Ben size doğrudan doğruya kaynağından, devrimlerin önderi olan Kemal Atatürk’ün kendi sözlerinden örneklerle bazı hatırlatmalar yapmak istiyorum. Batıyı şu şekilde tanımladıktan sonra burada nasıl bir devrim yaşandı bir daha anımsayalım. Daha özlü bir anlatım için kısaltmalar yapacağım. Şimdi Kemal Atatürk’ün önemli gördüğüm bir tespiti var. Temelde bu görüşler var. Çok basit üç beş paragraftan oluşan ama çok derin, benim üzerimde etkileri büyük olan görüşler ve yazının tamamını bulabilirsiniz, yazılı belgeler de var ama ben içlerinden bazı şeyler, böyle anlam kaydırma çabasıyla değil daha özlü anlatım için, kısaltmak için alıntılar yaptım.
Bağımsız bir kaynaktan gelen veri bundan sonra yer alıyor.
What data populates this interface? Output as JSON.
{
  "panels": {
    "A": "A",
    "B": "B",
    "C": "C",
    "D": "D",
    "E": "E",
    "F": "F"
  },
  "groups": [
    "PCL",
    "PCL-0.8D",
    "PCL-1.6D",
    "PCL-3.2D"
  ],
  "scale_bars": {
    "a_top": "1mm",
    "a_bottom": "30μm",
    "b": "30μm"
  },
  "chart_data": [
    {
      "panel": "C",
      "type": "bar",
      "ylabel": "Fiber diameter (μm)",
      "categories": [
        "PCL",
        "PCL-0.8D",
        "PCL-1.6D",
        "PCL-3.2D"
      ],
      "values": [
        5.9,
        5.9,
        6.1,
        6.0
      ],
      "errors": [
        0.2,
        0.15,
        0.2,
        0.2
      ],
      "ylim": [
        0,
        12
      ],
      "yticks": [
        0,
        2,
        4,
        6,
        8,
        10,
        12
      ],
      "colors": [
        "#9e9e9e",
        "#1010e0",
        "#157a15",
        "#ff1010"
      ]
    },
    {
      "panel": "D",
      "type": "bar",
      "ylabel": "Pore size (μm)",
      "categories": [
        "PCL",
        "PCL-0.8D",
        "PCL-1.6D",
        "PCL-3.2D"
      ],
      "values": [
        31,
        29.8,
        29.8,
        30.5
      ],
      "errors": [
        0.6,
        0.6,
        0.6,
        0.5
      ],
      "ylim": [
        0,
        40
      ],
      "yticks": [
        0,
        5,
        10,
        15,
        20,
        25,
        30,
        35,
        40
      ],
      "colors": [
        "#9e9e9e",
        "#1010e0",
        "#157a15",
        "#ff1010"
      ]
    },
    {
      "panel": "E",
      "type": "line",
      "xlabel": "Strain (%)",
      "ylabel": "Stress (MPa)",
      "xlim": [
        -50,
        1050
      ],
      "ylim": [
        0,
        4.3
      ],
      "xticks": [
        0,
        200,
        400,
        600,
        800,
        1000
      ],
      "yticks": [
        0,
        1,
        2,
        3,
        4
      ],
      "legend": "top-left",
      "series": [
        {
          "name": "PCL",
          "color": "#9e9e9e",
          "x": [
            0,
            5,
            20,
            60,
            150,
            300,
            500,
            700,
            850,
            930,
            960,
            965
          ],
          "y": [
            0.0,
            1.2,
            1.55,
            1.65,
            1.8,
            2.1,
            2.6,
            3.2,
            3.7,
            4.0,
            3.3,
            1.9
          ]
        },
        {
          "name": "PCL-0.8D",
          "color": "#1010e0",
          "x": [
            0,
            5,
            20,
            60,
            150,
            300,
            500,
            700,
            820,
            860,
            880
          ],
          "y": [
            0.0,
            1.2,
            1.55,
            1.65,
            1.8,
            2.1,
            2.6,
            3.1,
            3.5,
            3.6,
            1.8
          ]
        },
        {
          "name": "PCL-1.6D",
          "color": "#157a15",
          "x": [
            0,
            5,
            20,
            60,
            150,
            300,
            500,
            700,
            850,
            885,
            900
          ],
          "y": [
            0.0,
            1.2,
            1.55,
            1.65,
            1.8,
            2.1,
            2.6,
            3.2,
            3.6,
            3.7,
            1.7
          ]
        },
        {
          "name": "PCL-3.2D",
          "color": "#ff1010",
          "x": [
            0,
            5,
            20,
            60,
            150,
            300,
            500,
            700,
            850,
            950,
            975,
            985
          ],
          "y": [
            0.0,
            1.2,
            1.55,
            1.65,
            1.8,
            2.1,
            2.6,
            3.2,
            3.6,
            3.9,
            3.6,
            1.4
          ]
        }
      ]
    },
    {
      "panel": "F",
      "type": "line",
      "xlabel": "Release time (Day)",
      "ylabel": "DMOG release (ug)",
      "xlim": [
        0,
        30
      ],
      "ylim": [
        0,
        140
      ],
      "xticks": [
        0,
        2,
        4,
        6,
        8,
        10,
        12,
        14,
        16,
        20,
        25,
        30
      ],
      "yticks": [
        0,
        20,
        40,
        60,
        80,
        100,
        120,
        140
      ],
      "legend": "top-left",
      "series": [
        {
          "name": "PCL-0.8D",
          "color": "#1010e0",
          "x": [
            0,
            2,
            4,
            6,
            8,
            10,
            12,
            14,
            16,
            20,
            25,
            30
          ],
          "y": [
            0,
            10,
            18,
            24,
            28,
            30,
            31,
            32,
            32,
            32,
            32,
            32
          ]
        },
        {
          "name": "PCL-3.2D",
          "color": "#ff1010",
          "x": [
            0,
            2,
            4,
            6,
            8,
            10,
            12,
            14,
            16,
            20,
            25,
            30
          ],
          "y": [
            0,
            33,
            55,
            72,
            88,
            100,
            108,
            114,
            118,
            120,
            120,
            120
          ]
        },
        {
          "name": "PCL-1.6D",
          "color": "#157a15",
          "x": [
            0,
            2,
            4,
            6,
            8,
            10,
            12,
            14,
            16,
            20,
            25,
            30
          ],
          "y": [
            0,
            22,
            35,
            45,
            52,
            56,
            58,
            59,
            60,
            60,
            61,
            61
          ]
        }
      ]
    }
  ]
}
Bizzat kendi ifadesi:

Efendiler! Tanrı birdir ve büyüktür! İnsanlar: İki sınıfta, iki devirde incelenebilir. İlk devir: Beşeriyetin “Çocukluk” ve “Gençlik” devridir. İkinci devir: Beşeriyetin “Rüşt” ve “Kemâl” devridir.

Bakınız Batıyı anlatırken bireyin ortaya çıkabilmesi için, belli bir reşit, yani reşit demek, kendi sorumluluğunu alabilen insan demek; vesayetten çıkan, velayetten de hatta. Şimdi biz mesela vesayeti, velayeti çok abartıyoruz. Tasavvuf terimleri, dini angajmanlarımız; “Veli efendim, O çok büyük Veli”. “Veli; koruyucu” demek. Hani okula gidersiniz bir veliniz vardır orta öğretimde ama aslolan reşit olmaktır. Reşit olduğunuz zaman velayetten kurtulursunuz. Vali ile veli aynı terimdir. Vali, zāhir dünyada; dış dünyada, koruyucu kollayıcı demek. Veli de manevi koruyucu kollayıcı demek. Ama velayetten mezun olmak icap eder. Velayet altındaki bir insan reşit değil, rüştünü ispat etmemiş. Ne demek? Sorumluluk alamaz, hep danışmak zorunda. İnsan hakikaten reşit değilse, reşit olmadan reşitmiş gibi yaparsa ne olur? Kakofoni olur. Gerçekten reşit olan bir toplum veya bir birey reşit olduğu zaman sorumluluğu alabilir. Yoksa daha çocuk bilincinde bir topluma sorumluluk verseniz ne yapar? Tarih gösteriyor. Şimdi burada ─bir de ben espri yapıyorum, kendisinin böyle bir kastı yok- “Beşeriyetin rüşt ve kemal devri” diyor. Bir de kendisine “Rüştiye’li Kemal” derler. Böyle miladî bir şey de var; orada bir nokta koyuyor.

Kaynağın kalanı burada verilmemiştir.